Girls are expected to maintain their dominance over boys across the vast majority of subjects when the annual GCSE results are released on Thursday.
It is the final time students will be graded in the traditional manner ahead of Government reforms and Professor Alan Smithers, director of Buckingham University's Centre for Education and Employment Research, has carried out an annual analysis of predicted grades.
He said: "The results this year will be very close to what they were last year, but the increase in people repeating maths and English could lower the top grades slightly because these candidates are more likely to be aiming for a C.
"Girls are a long way ahead of boys, doing better in 47 of the 49 subjects and being over 15 percentage points ahead in English."
Last year's results showed 73.1% of female students were awarded at least a C grade - generally considered to be a "good" pass - compared with just 64.7% of their male counterparts.
A higher percentage of female students received the very top grade, with 8% scoring an A* compared with 5.2% of male students - a gap of 2.8 percentage points, with further gaps of 7.2 percentage points at A*-A grade, and widening to 8.4 percentage points at A*-C.
Thursday's results include the largest-ever volume of students resitting English and maths - a 26% increase on last year. The rise comes after stipulations were brought in under the coalition Government that ruled teenagers in England who do not score at least a C grade in both subjects at the age of 16 must continue to study them for a further two years, or until they reach this level.

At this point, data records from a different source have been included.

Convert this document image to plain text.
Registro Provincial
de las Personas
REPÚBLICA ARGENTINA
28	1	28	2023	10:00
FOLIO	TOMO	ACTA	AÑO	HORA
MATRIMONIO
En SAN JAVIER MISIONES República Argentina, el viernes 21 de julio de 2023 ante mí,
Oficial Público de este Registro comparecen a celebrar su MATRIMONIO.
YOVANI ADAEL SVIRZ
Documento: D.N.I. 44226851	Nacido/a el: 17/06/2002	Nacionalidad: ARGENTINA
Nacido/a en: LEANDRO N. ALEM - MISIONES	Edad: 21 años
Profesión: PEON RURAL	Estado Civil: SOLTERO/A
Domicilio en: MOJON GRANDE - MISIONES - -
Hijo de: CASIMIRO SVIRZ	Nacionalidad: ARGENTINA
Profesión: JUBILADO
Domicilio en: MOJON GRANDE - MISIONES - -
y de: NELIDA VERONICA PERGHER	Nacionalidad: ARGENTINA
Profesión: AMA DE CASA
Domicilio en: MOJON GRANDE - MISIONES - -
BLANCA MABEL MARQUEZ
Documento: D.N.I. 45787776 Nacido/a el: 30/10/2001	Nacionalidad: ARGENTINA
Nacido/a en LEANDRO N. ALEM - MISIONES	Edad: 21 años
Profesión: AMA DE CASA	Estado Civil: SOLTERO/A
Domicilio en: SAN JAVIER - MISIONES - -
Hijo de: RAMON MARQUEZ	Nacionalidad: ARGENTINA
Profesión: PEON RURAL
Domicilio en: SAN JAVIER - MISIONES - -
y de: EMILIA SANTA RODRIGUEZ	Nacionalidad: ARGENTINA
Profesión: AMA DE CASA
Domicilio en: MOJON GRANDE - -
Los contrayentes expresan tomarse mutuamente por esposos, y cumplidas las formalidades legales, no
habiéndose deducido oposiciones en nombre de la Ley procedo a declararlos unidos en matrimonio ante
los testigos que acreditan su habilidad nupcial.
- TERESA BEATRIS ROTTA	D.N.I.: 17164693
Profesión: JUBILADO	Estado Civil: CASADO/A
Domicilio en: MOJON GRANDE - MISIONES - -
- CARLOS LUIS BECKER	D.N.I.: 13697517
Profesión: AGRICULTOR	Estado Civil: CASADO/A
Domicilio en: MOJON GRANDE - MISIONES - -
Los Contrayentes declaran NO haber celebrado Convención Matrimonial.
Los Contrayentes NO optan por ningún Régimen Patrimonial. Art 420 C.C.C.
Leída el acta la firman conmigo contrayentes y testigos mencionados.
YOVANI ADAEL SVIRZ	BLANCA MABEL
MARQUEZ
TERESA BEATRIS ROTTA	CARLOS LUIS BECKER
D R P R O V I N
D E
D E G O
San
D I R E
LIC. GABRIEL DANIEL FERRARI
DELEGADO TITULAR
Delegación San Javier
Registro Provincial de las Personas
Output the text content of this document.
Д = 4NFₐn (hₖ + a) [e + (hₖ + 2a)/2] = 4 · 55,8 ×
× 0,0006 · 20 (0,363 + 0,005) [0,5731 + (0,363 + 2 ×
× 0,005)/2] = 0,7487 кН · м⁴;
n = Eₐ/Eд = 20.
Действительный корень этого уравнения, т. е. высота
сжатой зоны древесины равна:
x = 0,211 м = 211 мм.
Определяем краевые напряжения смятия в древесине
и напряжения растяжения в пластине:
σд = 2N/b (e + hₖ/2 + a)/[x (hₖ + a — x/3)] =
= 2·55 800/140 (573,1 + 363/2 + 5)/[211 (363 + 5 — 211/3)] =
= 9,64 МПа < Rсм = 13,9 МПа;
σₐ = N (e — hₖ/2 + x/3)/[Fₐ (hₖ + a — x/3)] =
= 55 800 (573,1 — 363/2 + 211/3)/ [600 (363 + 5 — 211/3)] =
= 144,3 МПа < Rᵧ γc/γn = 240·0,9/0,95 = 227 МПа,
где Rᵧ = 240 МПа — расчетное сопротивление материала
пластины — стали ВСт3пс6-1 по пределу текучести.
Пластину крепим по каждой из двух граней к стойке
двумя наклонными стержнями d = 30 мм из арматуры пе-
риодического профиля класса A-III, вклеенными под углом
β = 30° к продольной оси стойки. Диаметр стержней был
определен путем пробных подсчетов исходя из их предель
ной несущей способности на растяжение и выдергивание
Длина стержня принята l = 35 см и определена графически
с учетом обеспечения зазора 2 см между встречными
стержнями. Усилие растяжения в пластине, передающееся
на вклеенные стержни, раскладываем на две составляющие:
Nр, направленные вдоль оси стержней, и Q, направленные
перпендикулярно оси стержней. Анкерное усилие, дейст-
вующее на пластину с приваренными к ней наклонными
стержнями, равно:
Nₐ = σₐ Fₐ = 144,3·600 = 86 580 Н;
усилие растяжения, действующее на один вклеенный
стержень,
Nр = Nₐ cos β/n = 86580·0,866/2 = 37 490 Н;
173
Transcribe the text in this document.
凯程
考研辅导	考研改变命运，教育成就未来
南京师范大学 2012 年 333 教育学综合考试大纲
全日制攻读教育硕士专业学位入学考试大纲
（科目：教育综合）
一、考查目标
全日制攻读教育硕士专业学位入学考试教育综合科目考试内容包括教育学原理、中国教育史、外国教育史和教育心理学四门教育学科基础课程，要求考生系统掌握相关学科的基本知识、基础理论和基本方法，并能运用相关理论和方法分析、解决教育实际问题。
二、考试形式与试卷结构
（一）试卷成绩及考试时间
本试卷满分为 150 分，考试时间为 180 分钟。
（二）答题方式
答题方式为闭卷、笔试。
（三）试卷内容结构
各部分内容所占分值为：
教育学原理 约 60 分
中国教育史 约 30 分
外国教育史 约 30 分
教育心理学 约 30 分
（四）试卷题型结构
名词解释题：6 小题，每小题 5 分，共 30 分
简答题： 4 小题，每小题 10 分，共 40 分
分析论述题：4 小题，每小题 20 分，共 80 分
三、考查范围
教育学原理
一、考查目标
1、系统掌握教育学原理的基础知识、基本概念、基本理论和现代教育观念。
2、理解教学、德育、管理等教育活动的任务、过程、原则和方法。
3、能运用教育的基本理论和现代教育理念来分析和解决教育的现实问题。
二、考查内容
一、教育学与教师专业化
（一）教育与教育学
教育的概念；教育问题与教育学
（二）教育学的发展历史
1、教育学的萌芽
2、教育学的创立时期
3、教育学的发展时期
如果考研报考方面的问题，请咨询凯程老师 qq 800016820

Professor Smithers said preliminary figures for GCSE entries this year show computing, the sciences, history, geography, Spanish and other modern languages such as Polish and Urdu are on the increase. He said this was due to schools responding to new accountability measures - including comparing pupils against national averages linked to similarly performing students at the end of primary school education - being used for the first time this year.
Entries for French and German have more than halved since 2000. Citizenship studies, performing arts, media studies, leisure and tourism, and hospitality - all subjects which had a lower-than-average chance of an A*-C grade last year - have also experienced a downturn in entries in 2016.
This is the last year in which GCSE results, introduced nearly 30 years ago, will be scored with grades A* to G.
From next summer, pupils will take reformed courses in English language, English literature and maths. These subjects will be marked numerically - from nine for the top-performing students down to one for those who have struggled.
The changes will be rolled out across a further 17 subjects by summer 2018.